As mentioned earlier, the ACA requirements apply to most private plans — that is, all except “grandfathered” plans and “objecting organizations.”

Grandfathered plans are those that were in existence before the signing of the ACA on March 23, 2010, and that have not since experienced significant changes to their coverage. While these plans are disappearing through attrition, they still cover many lives. The Kaiser Family Foundation’s 2020 Employer Health Benefits survey estimated that 14% of workers were enrolled in a grandfathered plan.

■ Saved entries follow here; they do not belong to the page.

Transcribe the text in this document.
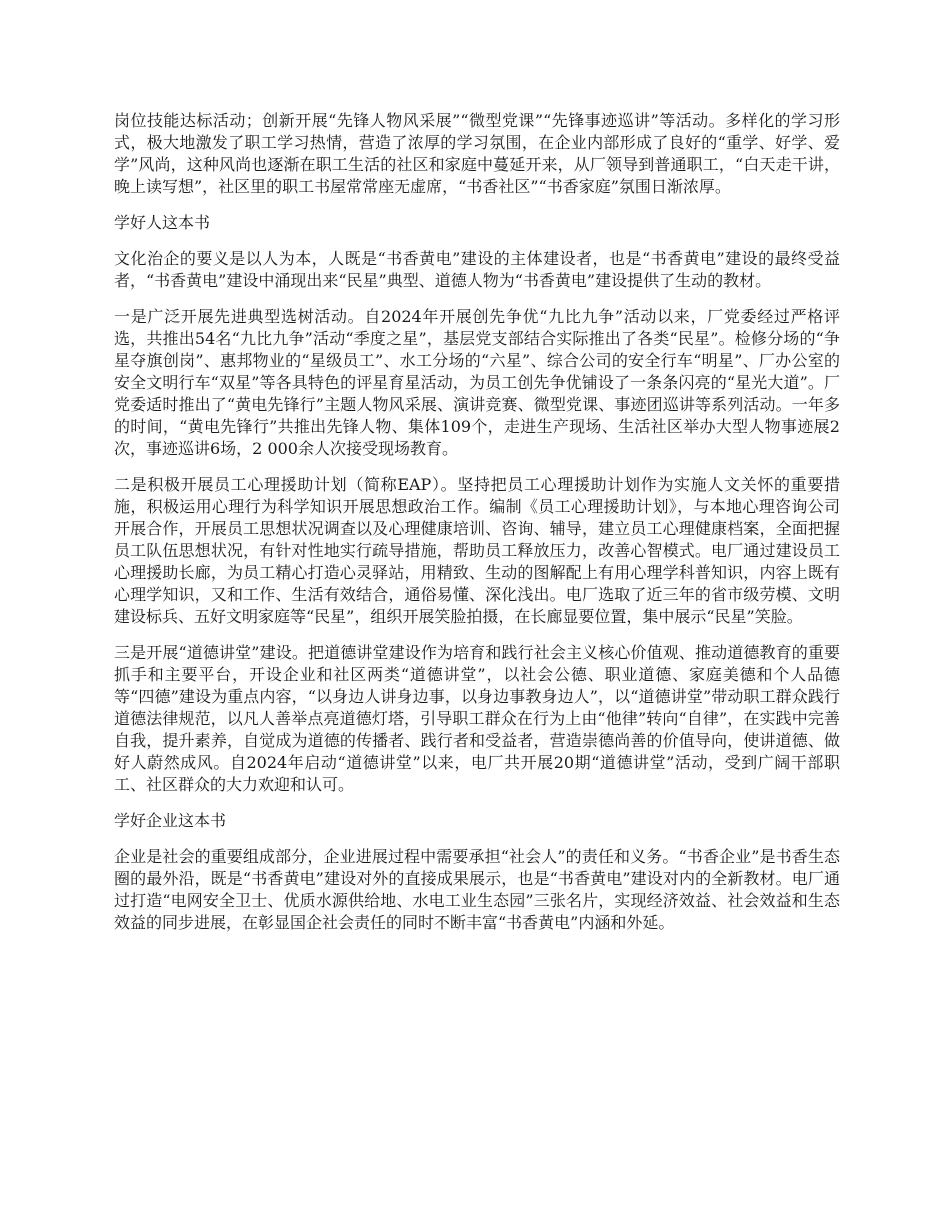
岗位技能达标活动；创新开展“先锋人物风采展”“微型党课”“先锋事迹巡讲”等活动。多样化的学习形式，极大地激发了职工学习热情，营造了浓厚的学习氛围，在企业内部形成了良好的“重学、好学、爱学”风尚，这种风尚也逐渐在职工生活的社区和家庭中蔓延开来，从厂领导到普通职工，“白天走干讲，晚上读写想”，社区里的职工书屋常常座无虚席，“书香社区”“书香家庭”氛围日渐浓厚。

学好人这本书

文化治企的要义是以人为本，人既是“书香黄电”建设的主体建设者，也是“书香黄电”建设的最终受益者，“书香黄电”建设中涌现出来“民星”典型、道德人物为“书香黄电”建设提供了生动的教材。

一是广泛开展先进典型选树活动。自2024年开展创先争优“九比九争”活动以来，厂党委经过严格评选，共推出54名“九比九争”活动“季度之星”，基层党支部结合实际推出了各类“民星”。检修分场的“争星夺旗创岗”、惠邦物业的“星级员工”、水工分场的“六星”、综合公司的安全行车“明星”、厂办公室的安全文明行车“双星”等各具特色的评星育星活动，为员工创先争优铺设了一条条闪亮的“星光大道”。厂党委适时推出了“黄电先锋行”主题人物风采展、演讲竞赛、微型党课、事迹团巡讲等系列活动。一年多的时间，“黄电先锋行”共推出先锋人物、集体109个，走进生产现场、生活社区举办大型人物事迹展2次，事迹巡讲6场，2 000余人次接受现场教育。

二是积极开展员工心理援助计划（简称EAP）。坚持把员工心理援助计划作为实施人文关怀的重要措施，积极运用心理行为科学知识开展思想政治工作。编制《员工心理援助计划》，与本地心理咨询公司开展合作，开展员工思想状况调查以及心理健康培训、咨询、辅导，建立员工心理健康档案，全面把握员工队伍思想状况，有针对性地实行疏导措施，帮助员工释放压力，改善心智模式。电厂通过建设员工心理援助长廊，为员工精心打造心灵驿站，用精致、生动的图解配上有用心理学科普知识，内容上既有心理学知识，又和工作、生活有效结合，通俗易懂、深化浅出。电厂选取了近三年的省市级劳模、文明建设标兵、五好文明家庭等“民星”，组织开展笑脸拍摄，在长廊显要位置，集中展示“民星”笑脸。

三是开展“道德讲堂”建设。把道德讲堂建设作为培育和践行社会主义核心价值观、推动道德教育的重要抓手和主要平台，开设企业和社区两类“道德讲堂”，以社会公德、职业道德、家庭美德和个人品德等“四德”建设为重点内容，“以身边人讲身边事，以身边事教身边人”，以“道德讲堂”带动职工群众践行道德法律规范，以凡人善举点亮道德灯塔，引导职工群众在行为上由“他律”转向“自律”，在实践中完善自我，提升素养，自觉成为道德的传播者、践行者和受益者，营造崇德尚善的价值导向，使讲道德、做好人蔚然成风。自2024年启动“道德讲堂”以来，电厂共开展20期“道德讲堂”活动，受到广阔干部职工、社区群众的大力欢迎和认可。

学好企业这本书

企业是社会的重要组成部分，企业进展过程中需要承担“社会人”的责任和义务。“书香企业”是书香生态圈的最外沿，既是“书香黄电”建设对外的直接成果展示，也是“书香黄电”建设对内的全新教材。电厂通过打造“电网安全卫士、优质水源供给地、水电工业生态园”三张名片，实现经济效益、社会效益和生态效益的同步进展，在彰显国企社会责任的同时不断丰富“书香黄电”内涵和外延。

An objecting organization may object to coverage on the basis of religious beliefs or moral convictions. Supreme Court Justice Ruth Bader Ginsburg’s dissenting opinion in Little Sisters of the Poor Saints Peter and Paul v Pennsylvania et al (2020) cited government estimates that approximately 580,000 women of childbearing age could lose access to no-cost contraceptive services if their employers became eligible for this exemption. It is not clear how many women who get their health insurance through objecting organizations and, thus, have lost their contraception coverage under the ACA.

The ACA requirements do not apply to Medicare. Medicare doesn’t cover birth control — which may not seem shocking, considering that Medicare is typically associated with people aged 65 and older — but about 13% of Medicare beneficiaries are under age 65, including approximately 1 million women of reproductive age (18–44). Though Medicare may cover contraceptive medication and procedures that are medically necessary to treat or manage a condition, the exclusion of birth-control coverage may be important to this younger subset of beneficiaries. And although Medicare Advantage and Part D plans may voluntarily cover contraceptives for birth control, the potential gap, sadly, does not seem to have been quantified.

A renewed sense of urgency

The ACA contraception coverage requirement was a win. The evolving WPSI guidelines for contraception are wins. And the recent guidance by the departments of HHS, Labor, and Treasury was a win. But the Supreme Court’s decision in Little Sisters, which upheld the Trump administration’s contraception coverage exemptions for employers with religious or moral objections, was a loss. And no requirement to cover contraception under grandfathered plans and Medicare are misses.

Let’s size the problem and accurately quantify the millions of women that do not currently have but could benefit from contraception coverage. We need to celebrate the successes and count the losses. It’s too soon to declare victory, as that supports a false sense of security. It’s time for a renewed sense of urgency, courage, and perseverance.